The hospital was founded on its present bucolic site -- a Revolutionary War homestead -- in 1928, and continued for the next 30 years under the name Halcyon Rest. The name was changed to Halcyon Hospital during the 1950s,

and received its first accreditation by the newly formed Joint Commission on Accreditation of Hospitals (now called the Joint Commission on Accreditation

of Health Care Organizations -- JCAHO).
                             

In those days, there were no psychiatric units of general hospitals in Westchester County, and the hospital was one of five private psychiatric hospitals--all in Westchester--serving the entire New York City area. Rye Hospital Center (formerly called Rye Psychiatric Hospital Center) was formed in 1971 by a group of doctors.

The hospital has earned full accreditation by the JCAHO throughout its more than 35 years of proud existence, treating thousands of people of all ages with emotional disorders. Because its medical director was one of the early researchers of the use of lithium, it was among the first to use lithium therapy for Manic-Depressive Illness (now called Bi-Polar Disorder). Notwithstanding the advent of new medications to treat the serious mentally ill, which allowed the state hospitals to discharge the overwhelming majority of their patients, inadequate community resources contributed to creating more mentally ill homeless in proportion to the population than existed after the Great Depression.

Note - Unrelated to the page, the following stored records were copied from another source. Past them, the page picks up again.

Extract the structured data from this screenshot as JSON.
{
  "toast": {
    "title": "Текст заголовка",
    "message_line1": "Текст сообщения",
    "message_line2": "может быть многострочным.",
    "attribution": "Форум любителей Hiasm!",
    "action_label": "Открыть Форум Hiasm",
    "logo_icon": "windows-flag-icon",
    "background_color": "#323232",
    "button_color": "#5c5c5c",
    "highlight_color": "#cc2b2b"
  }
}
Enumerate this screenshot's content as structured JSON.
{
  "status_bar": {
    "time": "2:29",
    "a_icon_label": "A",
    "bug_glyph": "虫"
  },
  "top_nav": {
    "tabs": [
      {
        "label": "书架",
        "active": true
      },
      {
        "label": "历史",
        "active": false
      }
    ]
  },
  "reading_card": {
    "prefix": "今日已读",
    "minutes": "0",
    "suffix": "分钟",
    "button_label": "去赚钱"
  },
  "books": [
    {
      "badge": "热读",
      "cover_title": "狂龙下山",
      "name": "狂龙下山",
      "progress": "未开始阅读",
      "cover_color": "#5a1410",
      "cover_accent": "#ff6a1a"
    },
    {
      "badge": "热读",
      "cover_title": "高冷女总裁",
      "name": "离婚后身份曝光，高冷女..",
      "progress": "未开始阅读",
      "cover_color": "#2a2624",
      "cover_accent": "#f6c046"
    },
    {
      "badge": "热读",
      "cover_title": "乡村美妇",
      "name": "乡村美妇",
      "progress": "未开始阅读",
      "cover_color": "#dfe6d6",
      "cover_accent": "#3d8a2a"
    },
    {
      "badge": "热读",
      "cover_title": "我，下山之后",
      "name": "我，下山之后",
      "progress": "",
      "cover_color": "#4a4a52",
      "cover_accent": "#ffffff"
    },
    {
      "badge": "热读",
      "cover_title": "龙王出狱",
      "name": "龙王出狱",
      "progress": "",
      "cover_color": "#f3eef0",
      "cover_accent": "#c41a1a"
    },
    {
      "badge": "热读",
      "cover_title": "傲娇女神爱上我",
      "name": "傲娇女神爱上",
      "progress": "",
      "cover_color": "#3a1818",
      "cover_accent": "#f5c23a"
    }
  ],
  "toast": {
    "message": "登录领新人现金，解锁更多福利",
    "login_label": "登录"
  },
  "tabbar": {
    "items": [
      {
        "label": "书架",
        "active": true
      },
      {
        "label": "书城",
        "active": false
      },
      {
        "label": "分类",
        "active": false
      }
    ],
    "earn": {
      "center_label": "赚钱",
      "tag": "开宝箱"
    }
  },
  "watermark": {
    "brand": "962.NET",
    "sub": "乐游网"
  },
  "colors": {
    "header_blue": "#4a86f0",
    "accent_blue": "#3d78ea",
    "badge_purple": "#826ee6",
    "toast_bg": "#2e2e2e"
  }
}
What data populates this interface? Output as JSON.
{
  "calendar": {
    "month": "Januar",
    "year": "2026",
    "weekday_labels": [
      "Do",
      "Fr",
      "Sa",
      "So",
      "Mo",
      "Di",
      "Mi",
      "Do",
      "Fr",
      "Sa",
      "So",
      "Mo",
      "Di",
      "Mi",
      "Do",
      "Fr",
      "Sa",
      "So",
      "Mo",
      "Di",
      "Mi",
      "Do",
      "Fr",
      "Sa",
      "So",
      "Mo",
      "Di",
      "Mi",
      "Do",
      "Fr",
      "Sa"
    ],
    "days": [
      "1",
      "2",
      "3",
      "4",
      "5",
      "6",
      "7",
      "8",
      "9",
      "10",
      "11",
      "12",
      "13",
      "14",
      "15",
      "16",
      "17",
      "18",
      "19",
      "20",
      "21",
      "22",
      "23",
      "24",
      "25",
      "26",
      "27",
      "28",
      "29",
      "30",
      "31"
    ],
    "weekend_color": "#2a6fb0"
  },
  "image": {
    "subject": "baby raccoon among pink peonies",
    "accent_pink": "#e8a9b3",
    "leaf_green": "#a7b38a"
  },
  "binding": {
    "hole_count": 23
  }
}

Indeed, because frequent or long-term institutionalization, especially for young people with disabilities, isolates them from society often for long periods, the government and the U.S. Supreme Court (Olmstead v. L.C.) have taken notice of the need for "transition services" to enable young people to become better prepared to integrate their functioning in community life when they reach adulthood. (Click here to see "Rye's Transition Services.")

Before deinstitutionalization, the state-run hospitals in New York alone had more inpatients than are hospitalized at present in all state hospitals in the US, reflecting today's need for care of the mentally ill and the paucity of quality inpatient resources to treat them. Today, too, because of the managed-care practice of "drive-through" stays in general hospital psychiatric units, and private psychiatric hospitals as well, there is a burgeoning of serious and persistent mentally ill residing in the communities, leading to a churning of patients with frequent readmissions.

Rye Hospital Center is proud of its historically low rate of readmissions as it continues to wrestle with "managed care" to maintain the appropriate length-of-stay for each patient.